L’Etat aide les propriétaires à faire leur bilan énergétique

Par Antoine Grosjean | Tribune de Genève

Des spécialistes analysent les photos infrarouge pour visualiser les déperditions de chaleur des bâtiments

Les images thermographiques prises en 2011 dans le canton permettent de visualiser les déperditions de chaleur des bâtiments. DR

 

Le choc des images. C’est ce sur quoi compte l’Etat pour aider les propriétaires à savoir si leurs bâtiments sont de véritables passoires thermiques qui mériteraient d’être mieux isolées. Au début de 2011, un hélicoptère avait survolé le canton pour prendre des clichés thermographiques du parc immobilier. Ces images, saisies par une caméra à infrarouge, permettent de visualiser les déperditions de chaleur des bâtiments. Elles sont désormais disponibles sur le site Internet du cadastre (www.ge.ch/sitg). Mais pour le néophyte, elles ne sont pas forcément aisées à interpréter. Par exemple, à température égale, les résultats à l’infrarouge peuvent varier en fonction des matériaux.

Gros potentiel d’économies
L’Etat a donc mis sur pied une équipe d’écoconseillers, formés spécialement à la Haute école du paysage, d’ingénierie et d’architecture de Genève (Hepia), afin d’aider les propriétaires à faire l’analyse de ces clichés. «Pour les convaincre de la nécessité de travaux d’assainissement sur leurs biens immobiliers, il n’y a pas de meilleure preuve que la photo», remarque la conseillère d’Etat en charge de la Sécurité et de l’Environnement, Isabel Rochat. «Il est temps de mettre en pratique le gisement de renseignements obtenus lors de la campagne de thermographie aérienne.
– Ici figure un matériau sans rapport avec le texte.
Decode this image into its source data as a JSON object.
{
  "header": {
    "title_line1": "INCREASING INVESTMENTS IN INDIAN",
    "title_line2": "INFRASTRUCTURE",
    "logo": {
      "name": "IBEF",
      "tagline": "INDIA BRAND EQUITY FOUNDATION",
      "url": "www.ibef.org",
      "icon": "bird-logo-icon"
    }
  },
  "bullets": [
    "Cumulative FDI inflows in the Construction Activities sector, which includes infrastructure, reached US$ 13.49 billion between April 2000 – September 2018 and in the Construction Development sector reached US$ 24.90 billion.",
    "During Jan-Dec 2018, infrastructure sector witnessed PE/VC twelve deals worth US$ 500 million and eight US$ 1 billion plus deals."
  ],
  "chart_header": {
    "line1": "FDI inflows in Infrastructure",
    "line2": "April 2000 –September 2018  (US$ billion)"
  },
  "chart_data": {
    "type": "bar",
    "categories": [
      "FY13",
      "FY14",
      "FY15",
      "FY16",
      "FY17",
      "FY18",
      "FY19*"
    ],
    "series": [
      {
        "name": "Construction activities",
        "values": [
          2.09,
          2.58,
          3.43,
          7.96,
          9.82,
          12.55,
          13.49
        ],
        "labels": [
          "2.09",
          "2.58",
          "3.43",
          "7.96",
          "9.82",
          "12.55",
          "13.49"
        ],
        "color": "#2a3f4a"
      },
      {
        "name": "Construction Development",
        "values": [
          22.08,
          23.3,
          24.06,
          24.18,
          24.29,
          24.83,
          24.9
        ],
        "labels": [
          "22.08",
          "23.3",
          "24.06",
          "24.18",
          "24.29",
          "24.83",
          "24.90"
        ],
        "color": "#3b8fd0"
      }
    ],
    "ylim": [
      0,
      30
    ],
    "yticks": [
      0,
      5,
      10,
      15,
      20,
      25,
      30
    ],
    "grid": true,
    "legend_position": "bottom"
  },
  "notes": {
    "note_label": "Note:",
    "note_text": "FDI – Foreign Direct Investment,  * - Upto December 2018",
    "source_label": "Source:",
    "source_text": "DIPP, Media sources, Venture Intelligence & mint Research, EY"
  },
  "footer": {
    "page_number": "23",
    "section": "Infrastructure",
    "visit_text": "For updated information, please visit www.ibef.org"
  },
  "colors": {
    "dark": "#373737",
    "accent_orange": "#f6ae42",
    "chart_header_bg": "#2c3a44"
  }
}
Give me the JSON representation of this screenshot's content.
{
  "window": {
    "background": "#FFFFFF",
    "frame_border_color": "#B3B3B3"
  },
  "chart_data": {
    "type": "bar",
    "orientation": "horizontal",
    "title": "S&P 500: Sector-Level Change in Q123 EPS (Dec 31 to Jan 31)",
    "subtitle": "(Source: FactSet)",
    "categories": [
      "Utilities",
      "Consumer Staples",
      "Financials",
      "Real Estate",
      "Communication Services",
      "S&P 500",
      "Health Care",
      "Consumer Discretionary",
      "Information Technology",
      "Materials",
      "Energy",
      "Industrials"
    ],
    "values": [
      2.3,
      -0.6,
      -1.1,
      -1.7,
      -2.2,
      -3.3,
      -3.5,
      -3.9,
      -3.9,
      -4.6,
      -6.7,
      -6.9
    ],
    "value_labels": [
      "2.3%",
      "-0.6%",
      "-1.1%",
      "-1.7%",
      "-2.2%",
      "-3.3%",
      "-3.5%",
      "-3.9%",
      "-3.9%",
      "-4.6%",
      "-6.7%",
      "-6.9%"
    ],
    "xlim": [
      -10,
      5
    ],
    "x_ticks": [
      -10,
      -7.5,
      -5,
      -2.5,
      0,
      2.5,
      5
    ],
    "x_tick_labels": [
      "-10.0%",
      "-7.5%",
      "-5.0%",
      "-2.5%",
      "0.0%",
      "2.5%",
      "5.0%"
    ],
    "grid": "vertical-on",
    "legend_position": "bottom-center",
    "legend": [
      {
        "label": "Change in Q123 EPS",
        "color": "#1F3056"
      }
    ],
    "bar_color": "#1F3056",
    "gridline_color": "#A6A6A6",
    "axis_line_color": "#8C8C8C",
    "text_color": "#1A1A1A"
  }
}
Alors qu’à Genève, 35 000 bâtiments consomment la moitié de toute l’énergie utilisée dans le canton, essentiellement via des ressources fossiles telles le gaz et le mazout, l’amélioration de leur efficacité énergétique représente le plus gros potentiel d’économies d’énergie.»

Mesures progressives
Le service est payant mais en grande partie subventionné par le Canton, par l’intermédiaire des communes (voir encadré). Son coût final pour l’Etat dépendra du nombre de propriétaires qui y auront eu recours. Mais, sur la base d’une estimation grossière, une enveloppe de 100 000 fr. est déjà prévue dans le cadre du Chèque bâtiment énergie. «Malgré cette dépense, le canton sera gagnant à terme, puisque son bilan énergétique aura été amélioré et ses émissions de CO2réduites», souligne Isabel Rochat, en ajoutant que les émissions de l’hélicoptère utilisé pour les mesures thermographiques ont été compensées par l’achat de certificats CO2.

La démarche se veut incitative. «Les images thermographiques ne seront pas utilisées pour épingler les propriétaires de bâtiments trop gourmands en énergie, précise la magistrate. Il ne s’agit pas de faire le gendarme, mais de promouvoir une meilleure utilisation de l’énergie.»

Pour des mesures plus contraignantes, il faudra encore attendre. C’est en effet seulement l’année prochaine que la nouvelle Loi sur l’énergie, entrée en vigueur en août 2010, commencera progressivement à porter ses fruits. Dès 2013, les propriétaires d’immeubles de plus de cinq logements (dès 2014 pour les bâtiments plus petits) devront fournir à l’administration leur indice de dépense de chaleur (quantité d’énergie consommée au m2). Des travaux devront alors obligatoirement être entrepris dans les immeubles les plus gourmands.

Pourquoi un tel délai entre l’entrée en vigueur de la loi et ses premiers effets? Parce que les calculs de consommation d’énergie se font sur trois ans, afin d’obtenir une moyenne et de pondérer le facteur météorologique. Le fait que la méthode de calcul de l’indice ait entre-temps été modifiée pour gagner en précision n’a rien fait pour accélérer le processus.